Bader’s work is created using unfettered, unstructured methods, with freedom going to all variables of his productions. They are often liberally described as sculpture. In his 2012 show at MoMA PS1, he exhibited live kittens up for adoption, and one of them was adopted under the title cat made out of crabmeat. The artwork, he says, is “taking the title at face value and believing in the inner workings of an otherwise superficial entity.” In 2013 at Art Basel Miami, he showed more than a dozen copies of Villette, the 1853 novel by Charlotte Brontë. “That was just a placeholder,” he says. “The piece is anywhere between two and 18,000 copies of that edition of the book. The collector is encouraged to collect up to 18,000 copies and keep them on hand.”

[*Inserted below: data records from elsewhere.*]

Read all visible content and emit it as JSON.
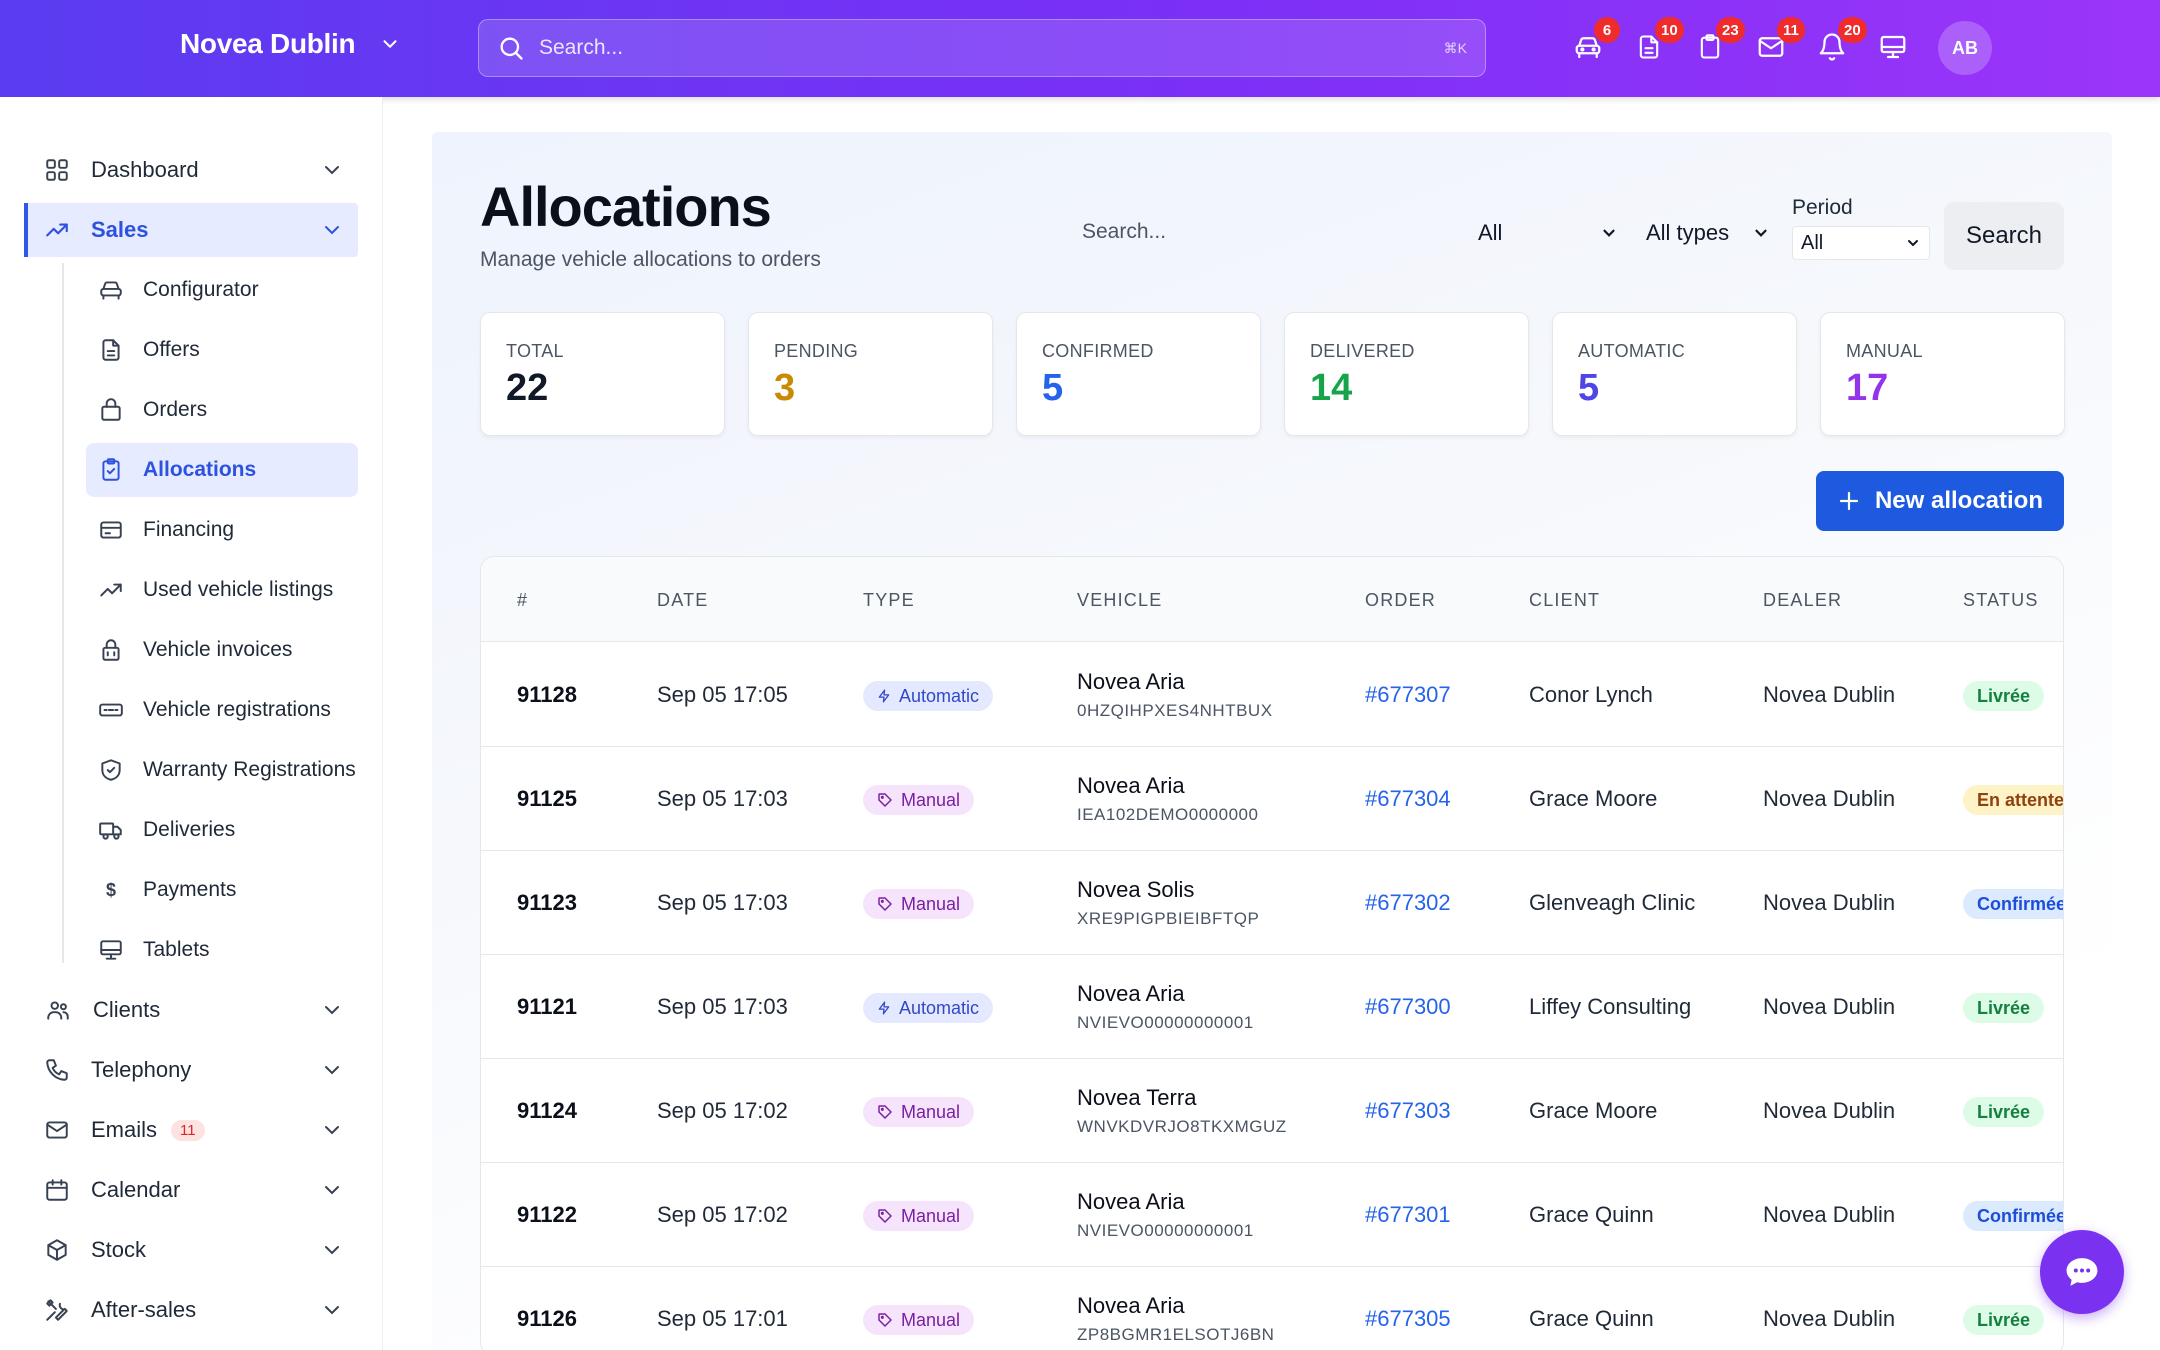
{
  "header": {
    "brand": "Novea Dublin",
    "search_placeholder": "Search...",
    "shortcut": "⌘K",
    "icons": [
      {
        "name": "car-icon",
        "badge": "6"
      },
      {
        "name": "document-icon",
        "badge": "10"
      },
      {
        "name": "clipboard-icon",
        "badge": "23"
      },
      {
        "name": "mail-icon",
        "badge": "11"
      },
      {
        "name": "bell-icon",
        "badge": "20"
      },
      {
        "name": "monitor-icon",
        "badge": ""
      }
    ],
    "avatar_initials": "AB"
  },
  "sidebar": {
    "items": [
      {
        "label": "Dashboard",
        "icon": "grid-icon"
      },
      {
        "label": "Sales",
        "icon": "trend-icon",
        "active": true
      },
      {
        "label": "Clients",
        "icon": "users-icon"
      },
      {
        "label": "Telephony",
        "icon": "phone-icon"
      },
      {
        "label": "Emails",
        "icon": "mail-icon",
        "badge": "11"
      },
      {
        "label": "Calendar",
        "icon": "calendar-icon"
      },
      {
        "label": "Stock",
        "icon": "box-icon"
      },
      {
        "label": "After-sales",
        "icon": "tools-icon"
      }
    ],
    "sales_subitems": [
      {
        "label": "Configurator",
        "icon": "car-icon"
      },
      {
        "label": "Offers",
        "icon": "document-icon"
      },
      {
        "label": "Orders",
        "icon": "bag-icon"
      },
      {
        "label": "Allocations",
        "icon": "clipboard-check-icon",
        "active": true
      },
      {
        "label": "Financing",
        "icon": "credit-card-icon"
      },
      {
        "label": "Used vehicle listings",
        "icon": "trend-icon"
      },
      {
        "label": "Vehicle invoices",
        "icon": "lock-bag-icon"
      },
      {
        "label": "Vehicle registrations",
        "icon": "plate-icon"
      },
      {
        "label": "Warranty Registrations",
        "icon": "shield-check-icon"
      },
      {
        "label": "Deliveries",
        "icon": "truck-icon"
      },
      {
        "label": "Payments",
        "icon": "dollar-icon"
      },
      {
        "label": "Tablets",
        "icon": "monitor-icon"
      }
    ]
  },
  "page": {
    "title": "Allocations",
    "subtitle": "Manage vehicle allocations to orders",
    "filters": {
      "search_placeholder": "Search...",
      "status_value": "All",
      "type_value": "All types",
      "period_label": "Period",
      "period_value": "All",
      "search_button": "Search"
    },
    "stats": [
      {
        "label": "TOTAL",
        "value": "22",
        "color": "#111827"
      },
      {
        "label": "PENDING",
        "value": "3",
        "color": "#ca8a04"
      },
      {
        "label": "CONFIRMED",
        "value": "5",
        "color": "#2563eb"
      },
      {
        "label": "DELIVERED",
        "value": "14",
        "color": "#16a34a"
      },
      {
        "label": "AUTOMATIC",
        "value": "5",
        "color": "#4f46e5"
      },
      {
        "label": "MANUAL",
        "value": "17",
        "color": "#9333ea"
      }
    ],
    "new_button": "New allocation"
  },
  "table": {
    "columns": [
      "#",
      "DATE",
      "TYPE",
      "VEHICLE",
      "ORDER",
      "CLIENT",
      "DEALER",
      "STATUS"
    ],
    "rows": [
      {
        "id": "91128",
        "date": "Sep 05 17:05",
        "type": "Automatic",
        "vehicle": "Novea Aria",
        "vin": "0HZQIHPXES4NHTBUX",
        "order": "#677307",
        "client": "Conor Lynch",
        "dealer": "Novea Dublin",
        "status": "Livrée"
      },
      {
        "id": "91125",
        "date": "Sep 05 17:03",
        "type": "Manual",
        "vehicle": "Novea Aria",
        "vin": "IEA102DEMO0000000",
        "order": "#677304",
        "client": "Grace Moore",
        "dealer": "Novea Dublin",
        "status": "En attente"
      },
      {
        "id": "91123",
        "date": "Sep 05 17:03",
        "type": "Manual",
        "vehicle": "Novea Solis",
        "vin": "XRE9PIGPBIEIBFTQP",
        "order": "#677302",
        "client": "Glenveagh Clinic",
        "dealer": "Novea Dublin",
        "status": "Confirmée"
      },
      {
        "id": "91121",
        "date": "Sep 05 17:03",
        "type": "Automatic",
        "vehicle": "Novea Aria",
        "vin": "NVIEVO00000000001",
        "order": "#677300",
        "client": "Liffey Consulting",
        "dealer": "Novea Dublin",
        "status": "Livrée"
      },
      {
        "id": "91124",
        "date": "Sep 05 17:02",
        "type": "Manual",
        "vehicle": "Novea Terra",
        "vin": "WNVKDVRJO8TKXMGUZ",
        "order": "#677303",
        "client": "Grace Moore",
        "dealer": "Novea Dublin",
        "status": "Livrée"
      },
      {
        "id": "91122",
        "date": "Sep 05 17:02",
        "type": "Manual",
        "vehicle": "Novea Aria",
        "vin": "NVIEVO00000000001",
        "order": "#677301",
        "client": "Grace Quinn",
        "dealer": "Novea Dublin",
        "status": "Confirmée"
      },
      {
        "id": "91126",
        "date": "Sep 05 17:01",
        "type": "Manual",
        "vehicle": "Novea Aria",
        "vin": "ZP8BGMR1ELSOTJ6BN",
        "order": "#677305",
        "client": "Grace Quinn",
        "dealer": "Novea Dublin",
        "status": "Livrée"
      }
    ]
  },
  "chat_icon": "chat-icon"
}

Bader’s productions also involve writing, artist books, and video, which he considers the germ for his pieces. His first artistic ambition was to be a film director, and he made videos composed of long takes of objects both inert and in motion. Eventually, he stopped looking through the lens and saw objects as sculpture, allowing everything in his environment to be material for his art. “Anything you can think about as a finite, packable entity is sculpture,” he explains.
Bader has the kind of panoramic, definition-bending sensibility that characterized Marcel Duchamp, Gabriel Orozco, and more recently, Tino Sehgal. Bader’s 2012 book, Life as a Readymade, is a manifesto-like text on this approach (“an open letter to anyone who considers himself [sic] an artist”) and includes phrases such as “Art is a state of mind and experience understood by any number of people at any number of moments.” At times, the reaction to this wild open-mindedness can only be laughter—not the goofy, out-loud kind, but the private lung spasms that cough up after a curious, misunderstood, maybe all-too-telling joke.